Shaw and Partners Income Strategies desk just published a simple but illuminating review of interest rate securities’ returns for the financial year to 29 June 2017. Here it is:
The best returning securities were typically hybrids which have passed their step-up dates, such as Seven TELYS 4 (ASX code: SVWPD) and some income securities such as those issued by Macquarie (ASX code: MBHLB) and NAB (ASX code: NABHA). These securities have undefined maturity dates and they will only mature when the issuers make a decision to redeem or convert them; holders do not have any say in the matter. The issuers have not done so far and there is little reason to expect a change any time soon. At various times in past years, these securities have been at the other (negative) end of the diagram.
Securities which produced negative returns have done so as their prices fell to the extent the unrealised capital loss outweighed any income paid to investors over the year. There does not seem to be any pattern to securities which went backwards but they include some income securities such as Suncorp-Metway Notes (ASX code: SBKHA) and some step-ups such as Ramsay Health’s CARES (ASX code: RHCPA).

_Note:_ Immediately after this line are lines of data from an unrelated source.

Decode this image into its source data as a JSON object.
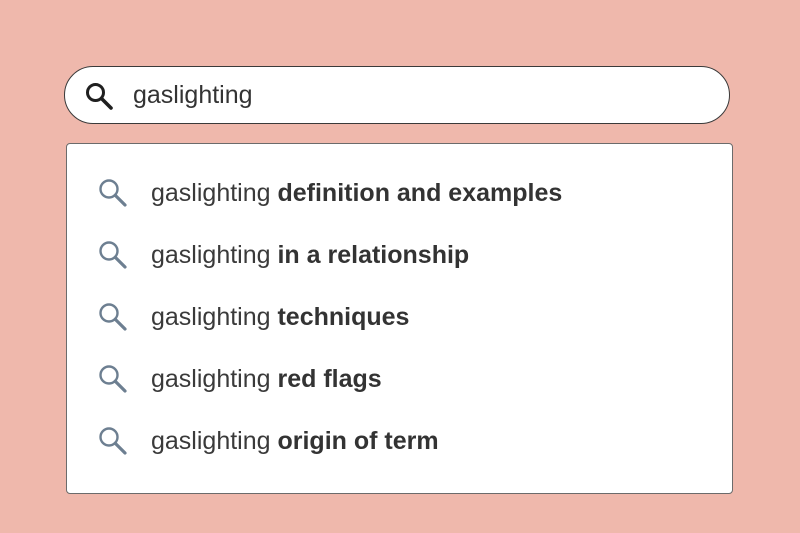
{
  "search": {
    "query": "gaslighting",
    "icon": "search-icon"
  },
  "suggestions": [
    {
      "prefix": "gaslighting",
      "completion": "definition and examples",
      "icon": "search-icon"
    },
    {
      "prefix": "gaslighting",
      "completion": "in a relationship",
      "icon": "search-icon"
    },
    {
      "prefix": "gaslighting",
      "completion": "techniques",
      "icon": "search-icon"
    },
    {
      "prefix": "gaslighting",
      "completion": "red flags",
      "icon": "search-icon"
    },
    {
      "prefix": "gaslighting",
      "completion": "origin of term",
      "icon": "search-icon"
    }
  ],
  "colors": {
    "background": "#efb8ac",
    "panel": "#ffffff",
    "border": "#3a3a3a",
    "suggestion_icon": "#6d7f91",
    "text": "#333333"
  }
}
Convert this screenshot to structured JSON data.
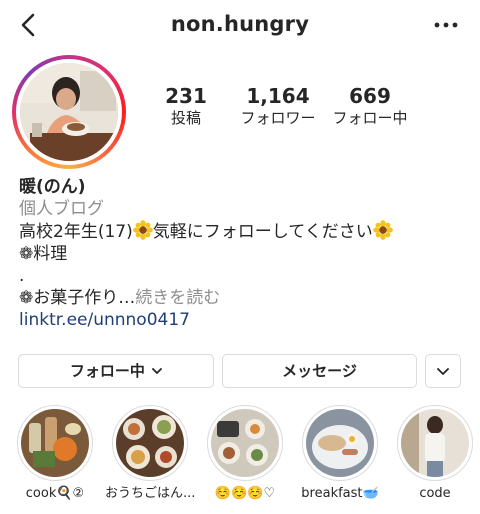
{
  "header": {
    "username": "non.hungry",
    "back_icon": "chevron-left-icon",
    "more_icon": "ellipsis-icon"
  },
  "profile": {
    "avatar_icon": "profile-photo",
    "stats": {
      "posts": {
        "value": "231",
        "label": "投稿"
      },
      "followers": {
        "value": "1,164",
        "label": "フォロワー"
      },
      "following": {
        "value": "669",
        "label": "フォロー中"
      }
    }
  },
  "bio": {
    "name": "暖(のん)",
    "category": "個人ブログ",
    "line1_text": "高校2年生(17)",
    "line1_mid": "気軽にフォローしてください",
    "line2": "❁料理",
    "line3": ".",
    "line4": "❁お菓子作り…",
    "more": "続きを読む",
    "link": "linktr.ee/unnno0417"
  },
  "actions": {
    "following_label": "フォロー中",
    "message_label": "メッセージ"
  },
  "highlights": [
    {
      "label": "cook🍳②"
    },
    {
      "label": "おうちごはん..."
    },
    {
      "label": "☺️☺️☺️♡"
    },
    {
      "label": "breakfast🥣"
    },
    {
      "label": "code"
    }
  ],
  "colors": {
    "link": "#1f3f75",
    "secondary_text": "#8e8e8e",
    "border": "#dbdbdb"
  }
}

The message from this is while 2016/2017 has produced double–digit returns for some holders, it would be a courageous holder of these securities to expect 2017/2018 to be as profitable. However, note the high ratio of the total number of positive returns to total number of negative returns and how the negative returns are all less than 5%. One could expect this behaviour in most years due to the nature of the large number of securities which have defined maturity dates, unlike the best and worst performers which tend to have no maturity dates.